Outro argumento que acho interessante, que se repete pra fazer o “procedure shaming”, e que também surgiu no evento que citei, é: "Esse exagero de procedimentos acontece, porque a pessoa não tem quem diga que precisa parar!" Acho que isso revela o quão auto-intitulada de uma consciência superior certa galera está, a ponto de acreditar que precisam realizar uma intervenção que remove a autonomia, a autodeterminação sobre o corpo de alguém em nome do que acham ser esteticamente aceitável. Chegam a pensar em tratar como incapazes ou como crianças, adultos que pagam pelos seus próprios procedimentos. É claro que aqui, não estou descartando os benefícios de um paciente se consultar com bons profissionais, médicos, e também pedir a opinião de amigos próximos. Mas estou apontando onde chega o “procedure shaming” que desconsidera a escolha de alguém pra torná-la alvo de chacota.

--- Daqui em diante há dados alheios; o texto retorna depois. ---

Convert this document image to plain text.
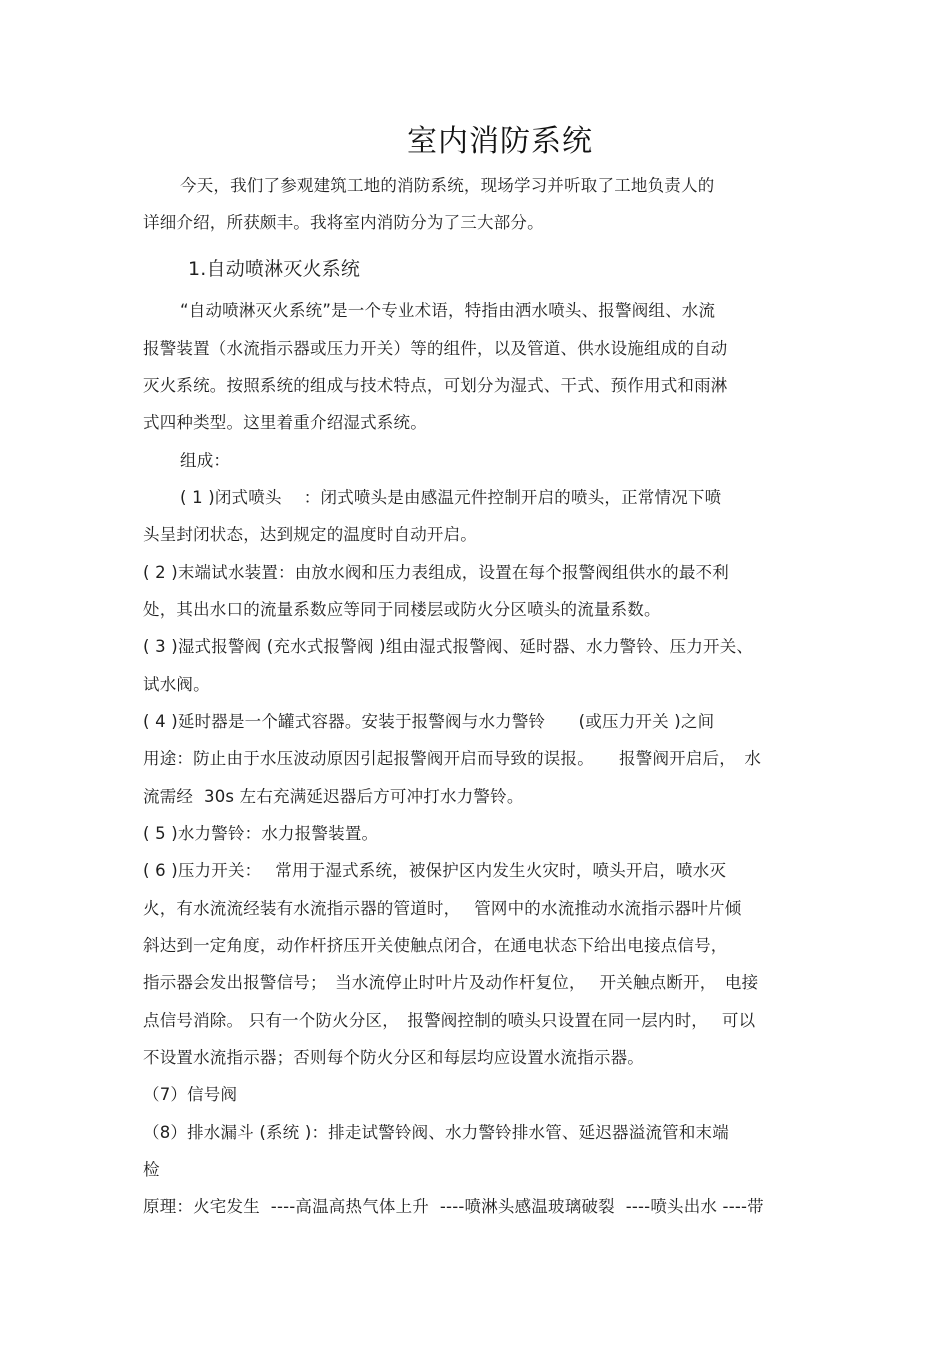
室内消防系统
今天，我们了参观建筑工地的消防系统，现场学习并听取了工地负责人的
详细介绍，所获颇丰。我将室内消防分为了三大部分。
1.自动喷淋灭火系统
“自动喷淋灭火系统”是一个专业术语，特指由洒水喷头、报警阀组、水流
报警装置（水流指示器或压力开关）等的组件，以及管道、供水设施组成的自动
灭火系统。按照系统的组成与技术特点，可划分为湿式、干式、预作用式和雨淋
式四种类型。这里着重介绍湿式系统。
组成：
( 1 )闭式喷头　 ：闭式喷头是由感温元件控制开启的喷头，正常情况下喷
头呈封闭状态，达到规定的温度时自动开启。
( 2 )末端试水装置：由放水阀和压力表组成，设置在每个报警阀组供水的最不利
处，其出水口的流量系数应等同于同楼层或防火分区喷头的流量系数。
( 3 )湿式报警阀 (充水式报警阀 )组由湿式报警阀、延时器、水力警铃、压力开关、
试水阀。
( 4 )延时器是一个罐式容器。安装于报警阀与水力警铃　　(或压力开关 )之间
用途：防止由于水压波动原因引起报警阀开启而导致的误报。　　报警阀开启后，　水
流需经  30s 左右充满延迟器后方可冲打水力警铃。
( 5 )水力警铃：水力报警装置。
( 6 )压力开关：　 常用于湿式系统，被保护区内发生火灾时，喷头开启，喷水灭
火，有水流流经装有水流指示器的管道时，　 管网中的水流推动水流指示器叶片倾
斜达到一定角度，动作杆挤压开关使触点闭合，在通电状态下给出电接点信号，
指示器会发出报警信号；　当水流停止时叶片及动作杆复位，　 开关触点断开，　电接
点信号消除。 只有一个防火分区，　报警阀控制的喷头只设置在同一层内时，　 可以
不设置水流指示器；否则每个防火分区和每层均应设置水流指示器。
（7）信号阀
（8）排水漏斗 (系统 )：排走试警铃阀、水力警铃排水管、延迟器溢流管和末端
检
原理：火宅发生  ----高温高热气体上升  ----喷淋头感温玻璃破裂  ----喷头出水 ----带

Sem falar que esse intervencionismo sugerido, por si, também revela que procedimentos estéticos podem se tornar um escape pra inseguranças e, assim, sintomas de uma compulsão. E quem está passando por isso poderia precisar de uma intervenção como fazem com pessoas em casos críticos.
Mas me pergunto se, nesses extremos, ao invés de constrangimento, as pessoas que, de fato, sofrem de questões psicológicas relacionadas à autoimagem não precisariam mais de acolhimento, apoio e ajuda psicológica do que constrangimento social.
Sinto ainda que paira no tom de quem profere o “procedure shaming” um entendimento de que se o outro decidiu fazer procedimentos, ele assumiu conscientemente o risco de não ter um bom resultado ou não agradar o outro e, portanto, pode ser alvo de críticas. Quase como quem diz "fez porque quis, então, agora aguenta". Afinal, vaidade não é virtude, é considerada pecado e, portanto, poderia ser vigiada e punida quando o mito da beleza natural não é alcançado.